FİFA, futbola benzeyen ve bilimsel kanıtlara sahip olan ilk oyunun MÖ. 300-200 yıllarında Çin’de askeri eğitim amacıyla oynanan cujuvaya dayandığını belirtmekte.
Kıl ve tüyle doldurulmuş deriden yapılan bir topun, iki bambu kamışıyla sabitlenen 30–40 cm yüksekliğindeki bir kaleye sokulmasını amaçlayan bu oyunda; topa el ve kollar dışındaki her yerle temas etmek mümkünmüş.
Birkaç yüzyıl sonra Japonya'da, cujudan izler taşıyan ve varlığına ilk kez 644 yılında rastlanan kemari adlı oyun ortaya çıkmış.
Modern futbolun kuralları ise 19. yüzyıl ortalarında, İngiltere'deki özel okullarda farklı kurallarla oynanan futbol biçimlerine dayanmaktadır ve sonrasındaki değişimleri merak eden konuya ilişkin kaynaklardan araştırılabilir. [*]

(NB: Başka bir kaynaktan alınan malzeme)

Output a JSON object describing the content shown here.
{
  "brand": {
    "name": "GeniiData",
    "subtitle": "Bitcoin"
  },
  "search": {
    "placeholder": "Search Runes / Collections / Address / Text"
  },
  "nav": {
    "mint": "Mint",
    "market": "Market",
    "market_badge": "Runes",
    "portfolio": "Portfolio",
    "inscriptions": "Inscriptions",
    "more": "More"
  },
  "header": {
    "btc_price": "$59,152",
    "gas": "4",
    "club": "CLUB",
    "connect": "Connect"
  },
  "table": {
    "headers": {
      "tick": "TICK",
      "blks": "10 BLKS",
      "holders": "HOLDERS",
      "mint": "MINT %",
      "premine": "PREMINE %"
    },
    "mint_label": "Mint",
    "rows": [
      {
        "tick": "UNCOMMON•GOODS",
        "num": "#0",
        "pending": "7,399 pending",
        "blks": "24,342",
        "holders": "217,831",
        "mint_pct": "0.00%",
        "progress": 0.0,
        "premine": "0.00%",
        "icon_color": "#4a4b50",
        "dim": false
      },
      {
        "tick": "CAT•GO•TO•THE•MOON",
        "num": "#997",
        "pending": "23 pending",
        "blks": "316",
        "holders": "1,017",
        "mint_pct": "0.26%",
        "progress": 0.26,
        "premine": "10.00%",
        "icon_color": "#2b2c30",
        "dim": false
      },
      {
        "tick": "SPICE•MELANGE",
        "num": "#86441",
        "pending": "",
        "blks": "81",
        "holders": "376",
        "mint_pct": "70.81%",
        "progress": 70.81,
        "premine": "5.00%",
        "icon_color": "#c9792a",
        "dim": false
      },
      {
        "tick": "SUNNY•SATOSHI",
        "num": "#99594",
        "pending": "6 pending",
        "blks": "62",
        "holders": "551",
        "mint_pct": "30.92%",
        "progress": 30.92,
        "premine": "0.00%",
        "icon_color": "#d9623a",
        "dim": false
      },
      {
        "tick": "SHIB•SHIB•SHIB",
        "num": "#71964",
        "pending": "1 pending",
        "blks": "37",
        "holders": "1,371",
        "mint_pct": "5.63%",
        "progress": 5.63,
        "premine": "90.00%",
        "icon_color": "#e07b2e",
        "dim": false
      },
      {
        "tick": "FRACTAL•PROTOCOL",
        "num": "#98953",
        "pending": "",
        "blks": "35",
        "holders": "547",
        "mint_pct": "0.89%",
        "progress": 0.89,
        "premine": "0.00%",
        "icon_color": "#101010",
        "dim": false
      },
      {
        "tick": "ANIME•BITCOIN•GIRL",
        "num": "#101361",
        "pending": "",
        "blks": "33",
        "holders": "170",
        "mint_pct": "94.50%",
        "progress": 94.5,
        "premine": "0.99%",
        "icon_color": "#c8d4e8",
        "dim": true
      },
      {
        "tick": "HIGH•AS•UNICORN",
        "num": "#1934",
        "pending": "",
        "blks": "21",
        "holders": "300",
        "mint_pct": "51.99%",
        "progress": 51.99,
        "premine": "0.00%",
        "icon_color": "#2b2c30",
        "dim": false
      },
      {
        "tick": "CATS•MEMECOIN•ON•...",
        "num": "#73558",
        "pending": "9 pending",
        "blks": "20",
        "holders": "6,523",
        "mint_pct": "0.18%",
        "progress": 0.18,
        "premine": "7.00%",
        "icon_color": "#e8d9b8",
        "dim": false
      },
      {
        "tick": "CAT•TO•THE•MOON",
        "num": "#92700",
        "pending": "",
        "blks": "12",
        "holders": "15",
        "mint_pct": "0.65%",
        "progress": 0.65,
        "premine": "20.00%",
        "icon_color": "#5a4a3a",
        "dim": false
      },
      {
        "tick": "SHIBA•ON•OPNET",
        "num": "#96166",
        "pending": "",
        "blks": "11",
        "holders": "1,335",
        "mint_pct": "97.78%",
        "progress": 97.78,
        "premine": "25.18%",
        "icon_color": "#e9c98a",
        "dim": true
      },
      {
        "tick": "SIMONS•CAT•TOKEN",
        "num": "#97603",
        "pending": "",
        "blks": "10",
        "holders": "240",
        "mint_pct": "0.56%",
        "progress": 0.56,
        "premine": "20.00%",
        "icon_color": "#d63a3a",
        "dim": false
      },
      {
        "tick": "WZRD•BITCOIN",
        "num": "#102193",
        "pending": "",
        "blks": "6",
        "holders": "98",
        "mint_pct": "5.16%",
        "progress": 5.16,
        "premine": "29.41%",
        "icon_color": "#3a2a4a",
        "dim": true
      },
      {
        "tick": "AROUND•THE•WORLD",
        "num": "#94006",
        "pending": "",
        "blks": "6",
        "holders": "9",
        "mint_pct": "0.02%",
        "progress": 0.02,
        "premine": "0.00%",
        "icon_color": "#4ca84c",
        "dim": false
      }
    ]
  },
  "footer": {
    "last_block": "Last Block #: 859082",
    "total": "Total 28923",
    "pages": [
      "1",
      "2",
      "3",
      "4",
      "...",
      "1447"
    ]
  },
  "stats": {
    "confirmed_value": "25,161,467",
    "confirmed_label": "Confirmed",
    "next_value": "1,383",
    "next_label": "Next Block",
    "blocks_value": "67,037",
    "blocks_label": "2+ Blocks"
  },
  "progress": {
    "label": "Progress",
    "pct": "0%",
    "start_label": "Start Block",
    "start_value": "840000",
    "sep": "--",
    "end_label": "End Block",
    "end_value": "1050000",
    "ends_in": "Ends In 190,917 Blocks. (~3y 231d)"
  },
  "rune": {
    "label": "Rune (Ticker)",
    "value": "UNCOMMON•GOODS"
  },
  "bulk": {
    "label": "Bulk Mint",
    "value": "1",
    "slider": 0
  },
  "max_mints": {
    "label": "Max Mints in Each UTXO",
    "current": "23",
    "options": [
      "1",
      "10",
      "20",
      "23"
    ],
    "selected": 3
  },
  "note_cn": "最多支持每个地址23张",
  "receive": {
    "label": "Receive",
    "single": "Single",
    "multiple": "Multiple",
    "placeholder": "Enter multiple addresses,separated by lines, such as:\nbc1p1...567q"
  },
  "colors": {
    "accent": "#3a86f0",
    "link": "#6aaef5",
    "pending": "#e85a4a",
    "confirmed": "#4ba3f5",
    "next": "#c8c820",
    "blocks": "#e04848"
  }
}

Şunu söylemek mümkün: Futbol, insanlık tarihi içinde köklü bir geçmişe sahip bir oyundur. Tabii, bugün için “oyun” tanımının karşılığı nasıl bir anlam taşıyor, tartışılır.
*
Futbol demişken, Dünya Kupası’nın oynandığı şu günlerde “futbol büyüsüne” birkaç kelam etmeden geçmek olmaz. Öyle ya, bazıları için bir topun peşine takılmış “yirmi iki deli!” de diyenler var, İspanya’nın diktatörlerinden Franko’nun “üç F formülünü” rehber edinmişler de.
Neydi o? Fado: ucuz tüketilen müzik (pop, arabesk, vb.), Fiesta: şenlik veya eğlence, Futbol: ayakla oynanan top oyunu…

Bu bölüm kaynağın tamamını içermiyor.